Saturday, 8 August 2015

Book Review: THE HOUSE WE GREW UP IN by Lisa Jewell


The House We Grew Up In




Title:
The House We Grew Up In
Author: Lisa Jewell
Read: July 2015



Synopsis (Goodreads):

Meet the Bird family. They live in a honey-colored house in a picture-perfect Cotswolds village, with rambling, unkempt gardens stretching beyond. Pragmatic Meg, dreamy Beth, and tow-headed twins Rory and Rhys all attend the village school and eat home-cooked meals together every night. Their father is a sweet gangly man named Colin, who still looks like a teenager with floppy hair and owlish, round-framed glasses. Their mother is a beautiful hippy named Lorelei, who exists entirely in the moment. And she makes every moment sparkle in her children's lives.

Then one Easter weekend, tragedy comes to call. The event is so devastating that, almost imperceptibly, it begins to tear the family apart. Years pass as the children become adults, find new relationships, and develop their own separate lives. Soon it seems as though they've never been a family at all. But then something happens that calls them back to the house they grew up in -- and to what really happened that Easter weekend so many years ago.

Told in gorgeous, insightful prose that delves deeply into the hearts and minds of its characters, The House We Grew Up In is the captivating story of one family's desire to restore long-forgotten peace and to unearth the many secrets hidden within the nooks and crannies of home. 


My thoughts:


Easter Sunday is a very special time for the Bird family. It is the day of Lorelei Bird’s famous Easter egg hunt for her four children Megan, Beth, Rory and Rhys, a time for family and friends to come together and eat lamb roast in Lorelei’s cosy country kitchen, a family tradition that is kept up year after year even when the children are much too old for Easter egg hunts. Bohemian and vivacious, Lorelei draws people to her like moths to a flame, her effervescent nature and love for all things beautiful strangely appealing to everyone who meets her. Only Megan, the oldest of the Bird children, realises very early in life that there is something unhealthy about her mother’s obsession with family traditions, her inability to part with things, her habit of buying “stuff” and filling the house with boxes of things nobody really has any use for. But no one in the family wants to admit that there is anything wrong with Lorelei’s clutter, and her meek and good-natured husband Colin has long since learned to turn a blind eye to keep the peace. Then one Easter, when Megan has just turned twenty years old, tragedy strikes, and the Bird family will never be the same again.

I loved “The House We Grew Up In” and became engrossed in it right from the start, looking forward to every precious moment listening to Karina Fernandez’ wonderful narration of the story. The narrator did an excellent job giving unique voices to each of the characters, each with their own accent, inflection and tone of voice – it brought the story to life for me! The narrative starts with an adult Megan arriving at the family home just before Easter 2011, shortly after her mother’s death, to begin the awful task of clearing out Lorelei’s clutter, which fills the house from top to bottom with barely enough room to get through the front door.

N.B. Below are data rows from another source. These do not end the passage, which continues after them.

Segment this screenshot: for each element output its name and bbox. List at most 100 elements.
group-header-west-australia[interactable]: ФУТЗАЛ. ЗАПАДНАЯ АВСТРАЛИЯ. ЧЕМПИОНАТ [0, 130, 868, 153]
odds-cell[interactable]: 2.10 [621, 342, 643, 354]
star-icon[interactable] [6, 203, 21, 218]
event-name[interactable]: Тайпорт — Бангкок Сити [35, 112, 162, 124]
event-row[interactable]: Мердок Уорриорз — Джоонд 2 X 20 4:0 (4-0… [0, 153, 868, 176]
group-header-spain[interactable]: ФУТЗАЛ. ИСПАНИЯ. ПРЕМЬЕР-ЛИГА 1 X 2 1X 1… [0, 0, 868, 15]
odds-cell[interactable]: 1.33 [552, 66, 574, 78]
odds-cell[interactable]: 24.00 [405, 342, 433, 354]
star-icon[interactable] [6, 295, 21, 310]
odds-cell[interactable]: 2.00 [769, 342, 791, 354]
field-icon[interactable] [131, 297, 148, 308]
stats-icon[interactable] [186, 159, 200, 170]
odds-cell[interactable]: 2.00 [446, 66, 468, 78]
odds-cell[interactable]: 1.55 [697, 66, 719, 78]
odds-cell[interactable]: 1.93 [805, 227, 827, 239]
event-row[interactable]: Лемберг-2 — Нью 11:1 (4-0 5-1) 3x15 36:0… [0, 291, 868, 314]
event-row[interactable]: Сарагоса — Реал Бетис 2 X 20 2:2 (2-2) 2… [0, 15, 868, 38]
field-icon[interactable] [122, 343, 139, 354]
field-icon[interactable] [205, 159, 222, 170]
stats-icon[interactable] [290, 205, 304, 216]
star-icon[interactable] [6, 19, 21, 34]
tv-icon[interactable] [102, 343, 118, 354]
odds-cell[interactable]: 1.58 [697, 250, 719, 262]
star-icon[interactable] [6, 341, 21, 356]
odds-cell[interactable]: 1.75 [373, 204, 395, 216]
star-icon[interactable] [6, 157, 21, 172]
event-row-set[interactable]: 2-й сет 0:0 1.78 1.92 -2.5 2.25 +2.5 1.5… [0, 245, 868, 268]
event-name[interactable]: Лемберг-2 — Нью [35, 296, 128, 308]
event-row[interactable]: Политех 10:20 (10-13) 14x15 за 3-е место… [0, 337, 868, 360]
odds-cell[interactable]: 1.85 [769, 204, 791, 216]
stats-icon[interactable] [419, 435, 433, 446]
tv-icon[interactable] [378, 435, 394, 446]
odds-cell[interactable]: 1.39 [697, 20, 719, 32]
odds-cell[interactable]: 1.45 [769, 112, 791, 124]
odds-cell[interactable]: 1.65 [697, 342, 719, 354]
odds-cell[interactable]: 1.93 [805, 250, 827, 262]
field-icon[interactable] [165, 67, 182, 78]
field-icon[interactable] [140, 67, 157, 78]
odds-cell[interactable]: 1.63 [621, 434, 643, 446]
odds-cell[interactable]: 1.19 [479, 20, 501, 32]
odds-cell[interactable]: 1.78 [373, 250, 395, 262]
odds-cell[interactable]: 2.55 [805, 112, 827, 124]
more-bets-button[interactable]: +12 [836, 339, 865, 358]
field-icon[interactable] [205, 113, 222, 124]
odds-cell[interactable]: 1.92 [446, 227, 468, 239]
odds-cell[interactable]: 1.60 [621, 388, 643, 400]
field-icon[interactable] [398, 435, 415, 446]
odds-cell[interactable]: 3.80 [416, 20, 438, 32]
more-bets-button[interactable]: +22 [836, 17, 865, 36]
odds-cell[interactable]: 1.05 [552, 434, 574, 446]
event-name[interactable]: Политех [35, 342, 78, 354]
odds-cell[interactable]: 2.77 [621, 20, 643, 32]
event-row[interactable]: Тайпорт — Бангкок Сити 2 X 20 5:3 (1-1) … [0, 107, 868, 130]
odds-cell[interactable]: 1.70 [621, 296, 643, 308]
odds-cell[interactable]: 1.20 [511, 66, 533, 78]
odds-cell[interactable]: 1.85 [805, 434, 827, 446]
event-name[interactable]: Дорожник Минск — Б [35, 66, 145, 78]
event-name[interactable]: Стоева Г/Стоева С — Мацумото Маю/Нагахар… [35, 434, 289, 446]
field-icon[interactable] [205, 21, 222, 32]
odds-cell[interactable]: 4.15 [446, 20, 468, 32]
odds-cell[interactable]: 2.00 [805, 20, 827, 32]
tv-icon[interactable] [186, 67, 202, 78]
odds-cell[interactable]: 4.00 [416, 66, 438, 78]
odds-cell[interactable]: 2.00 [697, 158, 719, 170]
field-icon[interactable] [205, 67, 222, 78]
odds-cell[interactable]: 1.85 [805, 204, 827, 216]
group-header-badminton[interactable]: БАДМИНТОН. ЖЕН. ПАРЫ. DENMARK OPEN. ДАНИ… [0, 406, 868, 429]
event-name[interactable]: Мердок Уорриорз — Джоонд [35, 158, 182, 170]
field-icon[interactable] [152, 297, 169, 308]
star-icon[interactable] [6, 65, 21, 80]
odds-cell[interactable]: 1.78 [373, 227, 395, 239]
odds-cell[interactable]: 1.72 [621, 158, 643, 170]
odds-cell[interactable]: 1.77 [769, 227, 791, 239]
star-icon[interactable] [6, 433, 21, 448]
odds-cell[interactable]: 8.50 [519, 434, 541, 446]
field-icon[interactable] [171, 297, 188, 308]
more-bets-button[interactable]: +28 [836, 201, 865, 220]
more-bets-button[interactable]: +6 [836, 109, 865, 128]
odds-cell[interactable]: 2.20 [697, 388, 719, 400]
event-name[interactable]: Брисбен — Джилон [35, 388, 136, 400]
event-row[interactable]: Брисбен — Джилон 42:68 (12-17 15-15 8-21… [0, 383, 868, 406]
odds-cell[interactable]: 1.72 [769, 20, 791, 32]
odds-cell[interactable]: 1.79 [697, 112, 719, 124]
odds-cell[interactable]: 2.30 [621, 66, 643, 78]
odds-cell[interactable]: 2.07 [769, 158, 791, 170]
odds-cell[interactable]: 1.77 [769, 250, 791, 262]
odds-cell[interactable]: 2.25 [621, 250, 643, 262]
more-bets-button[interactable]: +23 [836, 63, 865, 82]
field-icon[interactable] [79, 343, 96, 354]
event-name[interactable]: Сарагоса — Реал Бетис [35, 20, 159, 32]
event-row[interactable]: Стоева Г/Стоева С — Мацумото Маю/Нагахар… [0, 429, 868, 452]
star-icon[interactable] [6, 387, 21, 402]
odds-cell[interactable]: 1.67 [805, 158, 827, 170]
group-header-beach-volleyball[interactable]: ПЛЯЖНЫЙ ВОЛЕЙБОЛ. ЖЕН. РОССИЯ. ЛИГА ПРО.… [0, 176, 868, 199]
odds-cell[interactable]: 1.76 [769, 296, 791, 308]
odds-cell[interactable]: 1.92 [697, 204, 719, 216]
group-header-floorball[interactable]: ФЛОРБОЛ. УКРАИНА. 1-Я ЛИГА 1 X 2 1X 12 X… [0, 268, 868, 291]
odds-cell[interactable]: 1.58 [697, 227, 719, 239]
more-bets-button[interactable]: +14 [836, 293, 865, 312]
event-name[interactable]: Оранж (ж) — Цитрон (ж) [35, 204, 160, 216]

Through snapshots of memories of Easters past, the reader gets a sense of the family in happier days, when the children were young and Lorelei’s eccentric nature drew people in from all around them to bask in the warmth of her kitchen. The memories are told through the eyes of each of the children, husband Colin, and family friend Vicky, each looking at Lorelei’s eccentricities and the circumstances which end up tearing the family apart. Lorelei’s own feelings are slowly unveiled through emails to an online friend found on her computer after her death, giving an understanding of the extent of her mental illness.


I listened with fascination and a growing sense of horror as tragedy strikes in the Bird household, and the slow but inevitable implosion of a picture-book family in the wake of it. The effects of Lorelie’s mental illness on her children and loved ones was tragic to see, as was the sense of guilt each one of them took on as their due, creating a sense of isolation and leading to their complete estrangement. Told with insight, empathy and a deep sense of understanding of the effects of tragedy, guilt and mental illness on a family, “The House We Grew Up In” is a deeply moving tale of family dynamics, parenthood and redemption. I loved this book and it is one of my favourite reads of 2015 so far – very highly recommended.